The Other View
We have become a disgrace to our neighbors, scorn and contempt to all round us. How long, O LORD, will You rage forever, Your fury burn like fire? Pour out Your wrath on the nations that did not know You and on the kingdoms that did not call on Your name. Psalm 79:4-6 (Hebrew Bible) Robert Alter
How long, O LORD – What would Asaph write today? What would he say after another 2000 years of pogroms, the Holocaust, and contemporary violence toward Israel? If he wrote ʿad mā (“how long”) in 1000 BCE, what expression would he use today? Perhaps there isn’t a word strong enough. Will it go on forever? So it seems. Why? Why do You not rescue Your people?
And now we see that Asaph’s view is entirely the opposite of most of us. He does not consider the evil motives of the enemies. He does not lay the blame at their doorsteps. He does not demand justice from them.

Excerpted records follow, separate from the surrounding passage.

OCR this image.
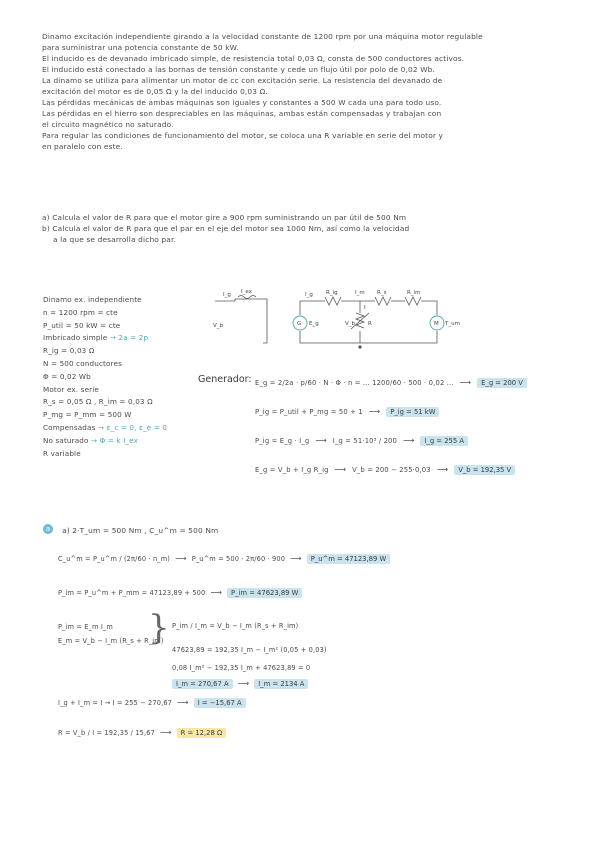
Dinamo excitación independiente girando a la velocidad constante de 1200 rpm por una máquina motor regulable
para suministrar una potencia constante de 50 kW.
El inducido es de devanado imbricado simple, de resistencia total 0,03 Ω, consta de 500 conductores activos.
El inducido está conectado a las bornas de tensión constante y cede un flujo útil por polo de 0,02 Wb.
La dinamo se utiliza para alimentar un motor de cc con excitación serie. La resistencia del devanado de
excitación del motor es de 0,05 Ω y la del inducido 0,03 Ω.
Las pérdidas mecánicas de ambas máquinas son iguales y constantes a 500 W cada una para todo uso.
Las pérdidas en el hierro son despreciables en las máquinas, ambas están compensadas y trabajan con
el circuito magnético no saturado.
Para regular las condiciones de funcionamiento del motor, se coloca una R variable en serie del motor y
en paralelo con este.
a) Calcula el valor de R para que el motor gire a 900 rpm suministrando un par útil de 500 Nm
b) Calcula el valor de R para que el par en el eje del motor sea 1000 Nm, así como la velocidad
a la que se desarrolla dicho par.
Dinamo ex. independiente
n = 1200 rpm = cte
P_util = 50 kW = cte
Imbricado simple → 2a = 2p
R_ig = 0,03 Ω
N = 500 conductores
Φ = 0,02 Wb
Motor ex. serie
R_s = 0,05 Ω , R_im = 0,03 Ω
P_mg = P_mm = 500 W
Compensadas → ε_c = 0, ε_e = 0
No saturado → Φ = k I_ex
R variable
G	M
I_g I_ex	I_g R_ig	I_m R_s	R_im
I
R
E_g	V_b
V_b	T_um
Generador: E_g = 2/2a · p/60 · N · Φ · n = ... 1200/60 · 500 · 0,02 ... ⟶	E_g = 200 V
P_ig = P_util + P_mg = 50 + 1 ⟶	P_ig = 51 kW
P_ig = E_g · I_g ⟶ I_g = 51·10³ / 200 ⟶	I_g = 255 A
E_g = V_b + I_g R_ig ⟶ V_b = 200 − 255·0,03 ⟶	V_b = 192,35 V
a a) 2·T_um = 500 Nm , C_u^m = 500 Nm
C_u^m = P_u^m / (2π/60 · n_m) ⟶ P_u^m = 500 · 2π/60 · 900 ⟶ P_u^m = 47123,89 W
P_im = P_u^m + P_mm = 47123,89 + 500 ⟶ P_im = 47623,89 W
P_im = E_m I_m
E_m = V_b − I_m (R_s + R_im)
} P_im / I_m = V_b − I_m (R_s + R_im)
47623,89 = 192,35 I_m − I_m² (0,05 + 0,03)
0,08 I_m² − 192,35 I_m + 47623,89 = 0
I_m = 270,67 A ⟶ I_m = 2134 A
I_g + I_m = I → I = 255 − 270,67 ⟶ I = −15,67 A
R = V_b / I = 192,35 / 15,67 ⟶ R = 12,28 Ω
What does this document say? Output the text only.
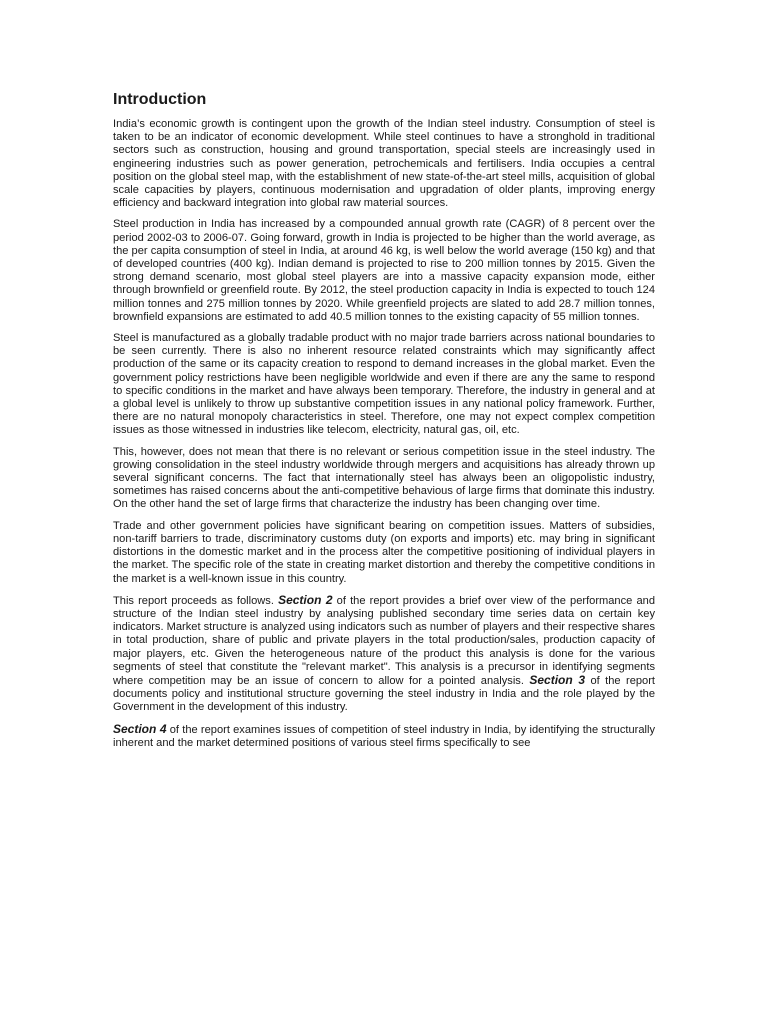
Introduction

India’s economic growth is contingent upon the growth of the Indian steel industry. Consumption of steel is taken to be an indicator of economic development. While steel continues to have a stronghold in traditional sectors such as construction, housing and ground transportation, special steels are increasingly used in engineering industries such as power generation, petrochemicals and fertilisers. India occupies a central position on the global steel map, with the establishment of new state-of-the-art steel mills, acquisition of global scale capacities by players, continuous modernisation and upgradation of older plants, improving energy efficiency and backward integration into global raw material sources.

Steel production in India has increased by a compounded annual growth rate (CAGR) of 8 percent over the period 2002-03 to 2006-07. Going forward, growth in India is projected to be higher than the world average, as the per capita consumption of steel in India, at around 46 kg, is well below the world average (150 kg) and that of developed countries (400 kg). Indian demand is projected to rise to 200 million tonnes by 2015. Given the strong demand scenario, most global steel players are into a massive capacity expansion mode, either through brownfield or greenfield route. By 2012, the steel production capacity in India is expected to touch 124 million tonnes and 275 million tonnes by 2020. While greenfield projects are slated to add 28.7 million tonnes, brownfield expansions are estimated to add 40.5 million tonnes to the existing capacity of 55 million tonnes.

Steel is manufactured as a globally tradable product with no major trade barriers across national boundaries to be seen currently. There is also no inherent resource related constraints which may significantly affect production of the same or its capacity creation to respond to demand increases in the global market. Even the government policy restrictions have been negligible worldwide and even if there are any the same to respond to specific conditions in the market and have always been temporary. Therefore, the industry in general and at a global level is unlikely to throw up substantive competition issues in any national policy framework. Further, there are no natural monopoly characteristics in steel. Therefore, one may not expect complex competition issues as those witnessed in industries like telecom, electricity, natural gas, oil, etc.

This, however, does not mean that there is no relevant or serious competition issue in the steel industry. The growing consolidation in the steel industry worldwide through mergers and acquisitions has already thrown up several significant concerns. The fact that internationally steel has always been an oligopolistic industry, sometimes has raised concerns about the anti-competitive behavious of large firms that dominate this industry. On the other hand the set of large firms that characterize the industry has been changing over time.

Trade and other government policies have significant bearing on competition issues. Matters of subsidies, non-tariff barriers to trade, discriminatory customs duty (on exports and imports) etc. may bring in significant distortions in the domestic market and in the process alter the competitive positioning of individual players in the market. The specific role of the state in creating market distortion and thereby the competitive conditions in the market is a well-known issue in this country.

This report proceeds as follows. Section 2 of the report provides a brief over view of the performance and structure of the Indian steel industry by analysing published secondary time series data on certain key indicators. Market structure is analyzed using indicators such as number of players and their respective shares in total production, share of public and private players in the total production/sales, production capacity of major players, etc. Given the heterogeneous nature of the product this analysis is done for the various segments of steel that constitute the "relevant market". This analysis is a precursor in identifying segments where competition may be an issue of concern to allow for a pointed analysis. Section 3 of the report documents policy and institutional structure governing the steel industry in India and the role played by the Government in the development of this industry.

Section 4 of the report examines issues of competition of steel industry in India, by identifying the structurally inherent and the market determined positions of various steel firms specifically to see
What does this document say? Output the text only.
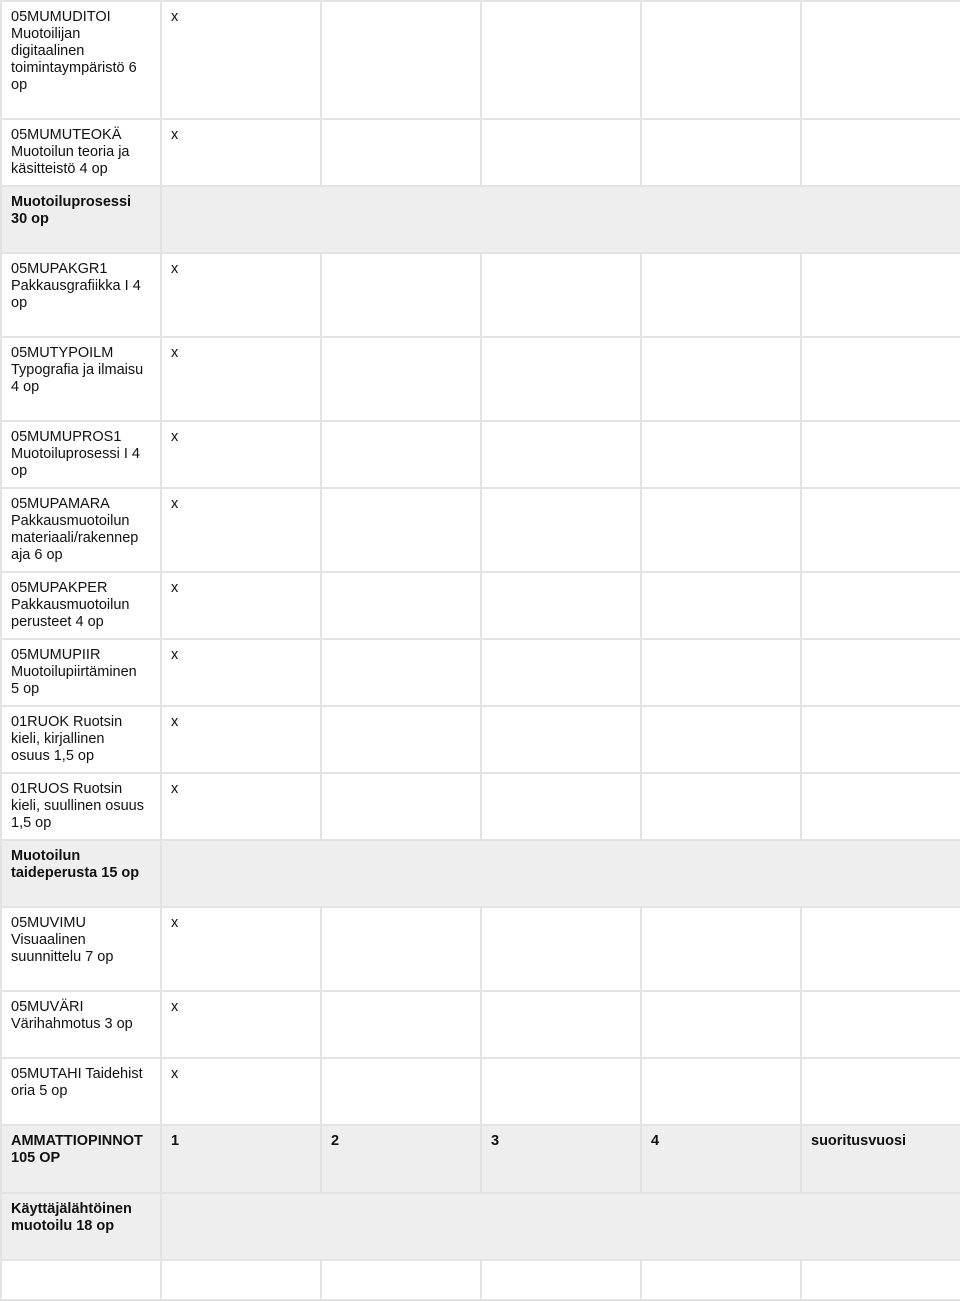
05MUMUDITOI
Muotoilijan
digitaalinen
toimintaympäristö 6
op	x				
05MUMUTEOKÄ
Muotoilun teoria ja
käsitteistö 4 op	x				
Muotoiluprosessi
30 op					
05MUPAKGR1
Pakkausgrafiikka I 4
op	x				
05MUTYPOILM
Typografia ja ilmaisu
4 op	x				
05MUMUPROS1
Muotoiluprosessi I 4
op	x				
05MUPAMARA
Pakkausmuotoilun
materiaali/rakennep
aja 6 op	x				
05MUPAKPER
Pakkausmuotoilun
perusteet 4 op	x				
05MUMUPIIR
Muotoilupiirtäminen
5 op	x				
01RUOK Ruotsin
kieli, kirjallinen
osuus 1,5 op	x				
01RUOS Ruotsin
kieli, suullinen osuus
1,5 op	x				
Muotoilun
taideperusta 15 op					
05MUVIMU
Visuaalinen
suunnittelu 7 op	x				
05MUVÄRI
Värihahmotus 3 op	x				
05MUTAHI Taidehist
oria 5 op	x				
AMMATTIOPINNOT
105 OP	1	2	3	4	suoritusvuosi
Käyttäjälähtöinen
muotoilu 18 op					
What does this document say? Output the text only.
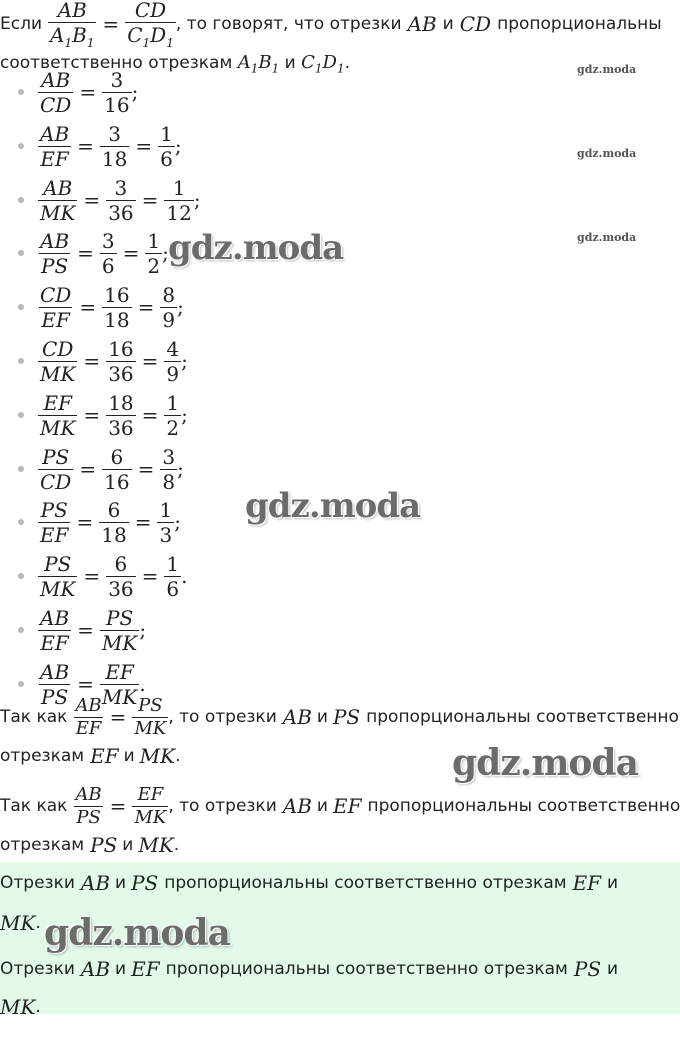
Если $\frac{AB}{A_1B_1} = \frac{CD}{C_1D_1}$ , то говорят, что отрезки AB и CD пропорциональны
соответственно отрезкам $A_1B_1$ и $C_1D_1$.
$\frac{AB}{CD} = \frac{3}{16}$ ;
$\frac{AB}{EF} = \frac{3}{18} = \frac{1}{6}$ ;
$\frac{AB}{MK} = \frac{3}{36} = \frac{1}{12}$ ;
$\frac{AB}{PS} = \frac{3}{6} = \frac{1}{2}$ ;
$\frac{CD}{EF} = \frac{16}{18} = \frac{8}{9}$ ;
$\frac{CD}{MK} = \frac{16}{36} = \frac{4}{9}$ ;
$\frac{EF}{MK} = \frac{18}{36} = \frac{1}{2}$ ;
$\frac{PS}{CD} = \frac{6}{16} = \frac{3}{8}$ ;
$\frac{PS}{EF} = \frac{6}{18} = \frac{1}{3}$ ;
$\frac{PS}{MK} = \frac{6}{36} = \frac{1}{6}$ .
$\frac{AB}{EF} = \frac{PS}{MK}$ ;
$\frac{AB}{PS} = \frac{EF}{MK}$ .
Так как $\frac{AB}{EF} = \frac{PS}{MK}$ , то отрезки AB и PS пропорциональны соответственно
отрезкам EF и MK .
Так как $\frac{AB}{PS} = \frac{EF}{MK}$ , то отрезки AB и EF пропорциональны соответственно
отрезкам PS и MK .
Отрезки AB и PS пропорциональны соответственно отрезкам EF и
MK .
Отрезки AB и EF пропорциональны соответственно отрезкам PS и
MK .
gdz.moda
gdz.moda
gdz.moda
gdz.moda
gdz.moda
gdz.moda
gdz.moda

His focus—his only focus—is on God’s involvement. It is God, not the enemies, who controls this situation. Asaph’s expectation is that God will protect His people. But that isn’t happening. The question is not “Why do these blasphemers attack us?” The question is “Why doesn’t God intervene?” Something is wrong, and it’s not that God’s enemies seek to destroy His people. They have always sought that objective. What’s wrong is that it is happening! If God is sovereign, and if He loves Israel, then why? We have the same question today—IN CAPTIAL LETTERS and EXCLAMATION POINTS!! Maybe even BOLD!
This, or course, is not just Asaph’s concern. It is the concern of every follower of the God of Israel. We believe that God is the God of all creation. That He is the one true God. That He loves His people. That He is the one sovereign of all human history. And so the contradiction. Is He powerless? No, impossible! Then why does He defer, why does He wait, why does He not rescue? Can it be that we are unworthy? But, of course we are—and He already knows this. He has proclaimed His love despite our unworthiness. That cannot be the reason. Then what?
You will notice that Asaph considers the scourge of the enemies to be the rage of God. ʾānēp is the Hebrew. An angry face toward the people who have sinned (cf. Deuteronomy 1:37). “ʾap gives specific emphasis to the emotional aspect of anger and wrath.”[1] This is not a matter of legal proceedings, not the judgment of a court, even a heavenly court. This is God being outraged, furious, incensed. But where is mercy? Where is compassion, the first characteristic of this Creator God? “How long will Your anger persist?” asks Asaph, because as long as it does the people suffer and die. And what is the answer?
Already “too long.” Thousands of years too long. Hundreds of days too long for each one of us. The question of all creation. “How long?” “For we know that the whole creation groans and suffers the pains of childbirth together until now. And not only that, but also we ourselves, having the first fruits of the Spirit, even we ourselves groan within ourselves, waiting eagerly for our adoption as sons and daughters, the redemption of our body (Romans 8:22-23). ʿad mā.
Topical Index: ʿad mā, how long, anger, enemy, Psalm 79:4-6
[1] (1999). 133 אָנֵף. R. L. Harris, G. L. Archer Jr., & B. K. Waltke (Eds.), Theological Wordbook of the Old Testament (electronic ed., p. 58). Chicago: Moody Press.
Yes… the groaning persists until “the opportune time”… even as that character of time was manifest in Christ “while mankind was still powerless…”
“…yet at the opportune time Christ died for the ungodly… for if, being yet adversaries of God we were reconciled to God through the death of his Son, by much more, having been reconciled, we will be saved by his life.” (Cf. Romans 5:6-10)
Blessed is he who comes in the name of Yahweh. We bless you from the house of Yahweh.